ØLes actes soumis à une protection
particulière
-
La
question du conflit d’intérêt
La
personne habilitée ne pourra, par principe, accomplir un acte pour lequel elle
serait en conflit d’intérêt avec la personne faisant l’objet de l’habilitation.
Toutefois, à titre exceptionnel, le juge pourra l’autoriser à accomplir un tel
acte si l’intérêt de la personne protégée l’impose (acceptation d’une
succession par exemple).
-
La
question du logement et des actes relatifs aux comptes et livrets de la
personne protégée
L’habilitation
constitue néanmoins une mesure de protection juridique soumise aux dispositions
communes applicables à cette catégorie d’actes.
A
ce titre l’habilitation familiale est soumise aux dispositions protectrices de l’article
426 du code civil relatives au logement et aux meubles meublants de la personne
protégées. Ainsi, la disposition des droits relatifs à son logement ou à
son mobilier nécessitera une autorisation du juge des tutelles.
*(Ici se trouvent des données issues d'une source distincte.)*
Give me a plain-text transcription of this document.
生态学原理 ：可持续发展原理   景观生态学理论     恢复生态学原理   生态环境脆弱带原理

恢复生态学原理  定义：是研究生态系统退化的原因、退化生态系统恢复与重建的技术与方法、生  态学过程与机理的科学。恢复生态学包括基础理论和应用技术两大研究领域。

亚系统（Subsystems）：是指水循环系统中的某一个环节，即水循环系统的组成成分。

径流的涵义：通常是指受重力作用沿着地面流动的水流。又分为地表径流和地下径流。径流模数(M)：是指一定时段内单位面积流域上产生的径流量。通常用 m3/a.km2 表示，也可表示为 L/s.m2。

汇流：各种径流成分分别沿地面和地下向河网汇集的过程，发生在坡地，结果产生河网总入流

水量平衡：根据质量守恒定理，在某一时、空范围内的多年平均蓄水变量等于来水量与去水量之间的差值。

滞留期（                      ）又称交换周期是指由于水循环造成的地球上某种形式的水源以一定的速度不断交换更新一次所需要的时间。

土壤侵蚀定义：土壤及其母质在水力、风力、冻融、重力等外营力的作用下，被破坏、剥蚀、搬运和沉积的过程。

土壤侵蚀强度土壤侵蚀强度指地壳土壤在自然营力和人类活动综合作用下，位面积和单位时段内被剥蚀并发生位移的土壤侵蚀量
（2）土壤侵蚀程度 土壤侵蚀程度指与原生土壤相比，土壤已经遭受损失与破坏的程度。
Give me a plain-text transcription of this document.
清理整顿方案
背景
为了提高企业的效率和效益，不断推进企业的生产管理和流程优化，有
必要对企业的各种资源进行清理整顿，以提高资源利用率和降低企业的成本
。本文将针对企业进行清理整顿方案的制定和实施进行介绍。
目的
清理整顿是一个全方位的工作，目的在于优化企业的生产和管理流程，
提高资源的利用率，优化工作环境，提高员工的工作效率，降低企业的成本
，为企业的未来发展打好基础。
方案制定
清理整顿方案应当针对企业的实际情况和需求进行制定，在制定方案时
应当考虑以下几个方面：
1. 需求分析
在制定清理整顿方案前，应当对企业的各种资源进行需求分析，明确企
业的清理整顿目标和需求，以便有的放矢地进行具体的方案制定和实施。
Lorsque l’acte
de disposition sera envisagé en vue de l’accueil de l’intéressé en
établissement, l’avis préalable d’un médecin n’exerçant pas une fonction ou
n’occupant pas un emploi dans cet établissement est requis.
Les
dispositions de l’article 427 du code civil relatives aux comptes bancaires de
la personne protégées s’appliqueront également, sous réserve
des dispositions du premier alinéa relatives à la modification des comptes ou
livrets ouverts au nom de la personne protégée et à l’ouverture d’un autre
compte ou livret dans un établissement habilité à recevoir des fonds du
publics. En effet, ces actes ne seront soumis à une autorisation du juge des
tutelles que s’il l’indique expressément dans sa décision. Tel est le sens des
dispositions de l’article 494-7 du code civil.
[1] Par renvoi de l’article 1260-6 nouveau du code de procédure civile.